I’m divorced. This is not about my divorce.
This is about life after divorce. This is for the 50 percent of you who have been married and experienced the pain, heartbreak, and grief of going through something we were never created to endure.
This is for those who have experienced the shame, picked up the pieces, accepted accountability where needed, forgiven the act needing forgiveness, and have come to the point where you’re ready to move on.
The dust has settled, the wound has been healed.
This is for those who have come to the point when you realize you’ve still got love to give, and just as much as you want to love someone, you’re ready to be loved, too.
I came to this point after my divorce, and I dabbled in the dating scene. Dating is an awkward thing, but dating after divorce–whoa—that catapults the awkwardness to a whole different level. I don’t even know how to put it to words—it’s weird.
For me, my first venture back into the dating world was with someone from my past. There was nothing wrong with him. Isn’t it interesting, our inclination to return to what we know, whether we’ve seen it work or not? It’s a comfort thing, we like the predictable in its blanket-like appeal wrapping us up in its warmth of expectation—but there are good reasons we shouldn’t pick our past up and allow it to be part of our future.
I woke up one morning, and that old familiar gut wrench of insecurity . . . the one that I’ve felt in every relationship since, well, I started dating . . . it was there. And that feeling was an all-too-familiar pain of what I had already lived, and it was enough to make up my mind. This hanging out was over. If having a relationship meant this type of feeling and insecurity, I was out. I didn’t want that for me, and I sure didn’t want to bring something like that into the lives of my little ones . . . so I stopped answering my phone and that was the end of that (I know, it’s terrible . . . I told you, it’s awkward!).
On that day, I made up my mind if raising my little ones alone was the path to take, then I was going to do it, and life was still going to lead us to happily ever after even if it meant just us as a party of three.
It’s funny how life works—we stop looking, stop forcing, and then boom, life happens . . . and the desire of our heart becomes reality. There’s a lot of truth in Jeremiah 29:11 when it says, “For I know the plans I have for you, plans to give you a hope and a future.” God’s plan of hope and future is a promise, but what I’ve come to understand is I get in the way of that a lot—we get in the way of that a lot. It’s as if God with his gentleman-like personality waits patiently for us to do what we feel compelled to do, watches us get tired of it, waits for us to come to a point of released control, and then He moves allowing us to see goodness and hope unfold.
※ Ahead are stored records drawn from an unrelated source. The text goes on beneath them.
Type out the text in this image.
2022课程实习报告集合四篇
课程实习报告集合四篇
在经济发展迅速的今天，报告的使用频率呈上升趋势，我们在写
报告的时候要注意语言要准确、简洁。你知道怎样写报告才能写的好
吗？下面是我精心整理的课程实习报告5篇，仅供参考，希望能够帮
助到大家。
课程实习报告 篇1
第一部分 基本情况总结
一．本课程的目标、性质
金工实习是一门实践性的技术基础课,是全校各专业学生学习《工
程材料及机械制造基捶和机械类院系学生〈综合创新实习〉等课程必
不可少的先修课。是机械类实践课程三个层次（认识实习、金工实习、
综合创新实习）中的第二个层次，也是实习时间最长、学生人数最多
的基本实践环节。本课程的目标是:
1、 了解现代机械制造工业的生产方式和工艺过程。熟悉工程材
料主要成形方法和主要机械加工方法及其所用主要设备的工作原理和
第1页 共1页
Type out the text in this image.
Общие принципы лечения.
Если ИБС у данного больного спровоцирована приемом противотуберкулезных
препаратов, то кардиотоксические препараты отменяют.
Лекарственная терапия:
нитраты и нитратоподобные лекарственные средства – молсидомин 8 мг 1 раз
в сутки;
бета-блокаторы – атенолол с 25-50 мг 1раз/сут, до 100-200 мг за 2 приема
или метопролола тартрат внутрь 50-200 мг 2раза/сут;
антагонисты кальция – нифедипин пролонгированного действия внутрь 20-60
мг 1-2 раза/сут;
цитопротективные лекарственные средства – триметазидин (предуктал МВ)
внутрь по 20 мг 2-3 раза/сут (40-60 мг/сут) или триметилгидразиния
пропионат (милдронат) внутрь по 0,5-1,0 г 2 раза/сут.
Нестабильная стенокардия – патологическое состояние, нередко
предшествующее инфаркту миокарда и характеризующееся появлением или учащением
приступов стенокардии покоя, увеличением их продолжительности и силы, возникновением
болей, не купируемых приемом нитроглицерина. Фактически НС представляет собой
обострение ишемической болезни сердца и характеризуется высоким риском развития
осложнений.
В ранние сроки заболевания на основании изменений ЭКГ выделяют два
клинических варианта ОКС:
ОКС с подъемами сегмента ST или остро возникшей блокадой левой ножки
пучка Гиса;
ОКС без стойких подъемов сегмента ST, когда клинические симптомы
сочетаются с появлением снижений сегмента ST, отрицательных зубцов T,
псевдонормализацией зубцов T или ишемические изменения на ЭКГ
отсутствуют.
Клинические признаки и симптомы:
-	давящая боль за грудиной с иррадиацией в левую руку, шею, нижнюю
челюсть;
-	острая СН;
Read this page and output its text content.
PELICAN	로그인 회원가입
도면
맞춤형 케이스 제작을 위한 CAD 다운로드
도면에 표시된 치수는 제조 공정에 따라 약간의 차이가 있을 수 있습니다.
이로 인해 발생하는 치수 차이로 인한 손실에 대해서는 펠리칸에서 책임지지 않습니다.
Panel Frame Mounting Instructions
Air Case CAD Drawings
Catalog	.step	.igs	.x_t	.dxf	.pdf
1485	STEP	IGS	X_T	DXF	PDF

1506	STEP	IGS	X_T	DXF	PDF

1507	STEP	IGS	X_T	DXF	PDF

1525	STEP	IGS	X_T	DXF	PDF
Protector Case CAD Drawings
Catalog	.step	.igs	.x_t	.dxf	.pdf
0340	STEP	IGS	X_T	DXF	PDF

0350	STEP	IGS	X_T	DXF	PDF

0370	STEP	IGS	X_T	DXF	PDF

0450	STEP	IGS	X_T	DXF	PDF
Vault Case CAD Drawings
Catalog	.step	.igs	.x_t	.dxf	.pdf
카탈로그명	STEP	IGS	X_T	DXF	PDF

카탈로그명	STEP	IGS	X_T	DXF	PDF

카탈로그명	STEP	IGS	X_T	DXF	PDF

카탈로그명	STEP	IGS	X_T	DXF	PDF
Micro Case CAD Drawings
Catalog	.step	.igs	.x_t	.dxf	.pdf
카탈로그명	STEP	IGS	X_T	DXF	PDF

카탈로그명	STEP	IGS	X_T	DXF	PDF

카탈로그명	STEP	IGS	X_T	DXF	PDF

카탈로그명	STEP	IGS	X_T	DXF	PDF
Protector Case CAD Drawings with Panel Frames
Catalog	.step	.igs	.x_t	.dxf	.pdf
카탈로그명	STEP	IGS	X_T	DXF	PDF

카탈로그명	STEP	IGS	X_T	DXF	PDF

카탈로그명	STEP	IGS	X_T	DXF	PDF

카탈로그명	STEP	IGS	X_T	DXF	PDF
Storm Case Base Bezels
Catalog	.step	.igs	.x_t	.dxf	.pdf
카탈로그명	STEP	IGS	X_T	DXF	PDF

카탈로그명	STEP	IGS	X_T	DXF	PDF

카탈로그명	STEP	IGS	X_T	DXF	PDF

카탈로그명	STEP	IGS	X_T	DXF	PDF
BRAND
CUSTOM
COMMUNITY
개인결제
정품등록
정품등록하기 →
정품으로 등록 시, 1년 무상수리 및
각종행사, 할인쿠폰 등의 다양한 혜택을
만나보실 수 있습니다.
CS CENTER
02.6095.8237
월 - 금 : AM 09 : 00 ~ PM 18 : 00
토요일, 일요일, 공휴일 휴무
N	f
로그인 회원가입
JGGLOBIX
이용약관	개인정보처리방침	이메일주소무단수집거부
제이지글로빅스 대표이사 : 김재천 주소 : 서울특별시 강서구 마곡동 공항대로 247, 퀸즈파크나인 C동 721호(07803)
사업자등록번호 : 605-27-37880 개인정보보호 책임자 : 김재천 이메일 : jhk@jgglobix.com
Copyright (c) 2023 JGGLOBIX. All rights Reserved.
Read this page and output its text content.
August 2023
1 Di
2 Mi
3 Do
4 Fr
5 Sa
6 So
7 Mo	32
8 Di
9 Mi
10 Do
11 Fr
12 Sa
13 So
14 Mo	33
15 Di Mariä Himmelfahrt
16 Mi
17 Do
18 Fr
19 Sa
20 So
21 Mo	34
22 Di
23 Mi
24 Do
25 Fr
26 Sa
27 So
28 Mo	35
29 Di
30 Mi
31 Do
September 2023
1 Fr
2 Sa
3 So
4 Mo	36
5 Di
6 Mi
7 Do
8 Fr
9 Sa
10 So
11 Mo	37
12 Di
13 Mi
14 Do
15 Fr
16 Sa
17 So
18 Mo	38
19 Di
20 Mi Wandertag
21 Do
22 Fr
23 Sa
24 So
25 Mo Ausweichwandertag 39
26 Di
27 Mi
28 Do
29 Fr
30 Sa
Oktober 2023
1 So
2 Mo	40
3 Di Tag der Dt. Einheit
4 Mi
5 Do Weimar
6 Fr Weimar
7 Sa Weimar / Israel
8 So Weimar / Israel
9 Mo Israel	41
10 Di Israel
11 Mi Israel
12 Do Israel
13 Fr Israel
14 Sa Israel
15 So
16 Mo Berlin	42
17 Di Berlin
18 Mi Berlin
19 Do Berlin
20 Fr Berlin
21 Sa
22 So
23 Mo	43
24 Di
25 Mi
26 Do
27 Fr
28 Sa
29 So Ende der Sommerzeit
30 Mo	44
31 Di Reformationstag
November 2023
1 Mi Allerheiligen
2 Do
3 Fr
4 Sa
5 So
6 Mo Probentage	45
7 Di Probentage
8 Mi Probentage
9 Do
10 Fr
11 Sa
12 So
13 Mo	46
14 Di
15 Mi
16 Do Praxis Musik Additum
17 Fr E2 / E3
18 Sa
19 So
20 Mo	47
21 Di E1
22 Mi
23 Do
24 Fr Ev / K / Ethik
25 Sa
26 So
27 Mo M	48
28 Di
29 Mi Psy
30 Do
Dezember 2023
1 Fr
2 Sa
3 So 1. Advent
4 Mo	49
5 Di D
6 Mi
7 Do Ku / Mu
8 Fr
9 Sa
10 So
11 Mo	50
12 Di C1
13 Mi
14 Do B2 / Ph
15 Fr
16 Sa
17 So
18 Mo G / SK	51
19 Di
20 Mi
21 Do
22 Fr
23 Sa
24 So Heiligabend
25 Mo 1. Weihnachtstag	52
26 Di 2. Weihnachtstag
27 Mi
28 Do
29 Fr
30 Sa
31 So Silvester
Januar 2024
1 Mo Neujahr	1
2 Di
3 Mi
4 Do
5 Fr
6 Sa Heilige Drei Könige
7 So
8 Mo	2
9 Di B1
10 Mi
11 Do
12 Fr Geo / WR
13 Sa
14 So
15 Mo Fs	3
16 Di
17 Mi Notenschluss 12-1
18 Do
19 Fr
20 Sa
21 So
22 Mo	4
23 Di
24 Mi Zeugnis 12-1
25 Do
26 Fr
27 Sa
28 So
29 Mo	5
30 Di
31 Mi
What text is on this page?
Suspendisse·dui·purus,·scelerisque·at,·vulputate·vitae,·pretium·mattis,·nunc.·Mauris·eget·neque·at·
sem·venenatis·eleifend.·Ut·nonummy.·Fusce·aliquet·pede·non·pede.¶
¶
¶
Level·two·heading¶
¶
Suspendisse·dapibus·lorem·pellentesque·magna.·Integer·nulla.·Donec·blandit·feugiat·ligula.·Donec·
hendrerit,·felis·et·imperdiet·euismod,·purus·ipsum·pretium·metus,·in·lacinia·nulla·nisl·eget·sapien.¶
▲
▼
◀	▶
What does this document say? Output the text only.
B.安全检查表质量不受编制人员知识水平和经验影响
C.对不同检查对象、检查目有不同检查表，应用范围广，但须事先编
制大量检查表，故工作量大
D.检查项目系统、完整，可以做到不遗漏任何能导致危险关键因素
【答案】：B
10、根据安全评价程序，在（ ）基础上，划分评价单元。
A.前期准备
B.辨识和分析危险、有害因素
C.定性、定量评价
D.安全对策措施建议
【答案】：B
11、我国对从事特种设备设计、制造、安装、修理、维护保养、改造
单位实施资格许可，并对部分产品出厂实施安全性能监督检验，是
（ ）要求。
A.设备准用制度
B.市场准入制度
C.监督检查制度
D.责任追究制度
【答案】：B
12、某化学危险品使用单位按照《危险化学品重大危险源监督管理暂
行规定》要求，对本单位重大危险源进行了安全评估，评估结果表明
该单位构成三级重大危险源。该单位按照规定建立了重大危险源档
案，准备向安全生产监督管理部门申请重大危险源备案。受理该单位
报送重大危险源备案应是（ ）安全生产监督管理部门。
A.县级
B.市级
For me, a while after I warded off all relationships, an unlikely prince charming came walking into my path. He wasn’t like anyone I’d dated before. I didn’t meet him in the usual place. The similar characteristics I looked for were not there. His occupation was totally different, and his personality was not like any other I’ve ever been drawn to. He was careful, respectful, a gentleman in every single way I could imagine, and when it came time (a long time after we started hanging out) for him to meet my children, he treated them like royalty. Prepared a surprise for them, one that I had no idea was coming, and allowed them in their silliness to make a mess of his home.
I didn’t see anything like this ever happening for me, and I certainly didn’t expect it after enduring the dirtiness and shame brought on by divorce. But here’s what I’ve learned: we serve a gracious God. A God whose forgiveness is incomprehensible. A God who can make the most beautiful thing rise from the ashes of our sin and pain.
To the woman who sits in the place where I once sat, I encourage you to slow down, take a deep breath, and allow the grace of our Heavenly Father to saturate you. Give Him the control He is so gingerly asking you to release, and stop focusing on the things that are not yet, and start focusing on the things that are right now. In doing so, you will finally experience the fullness of living the right now, as you stop daydreaming of the not quite yet.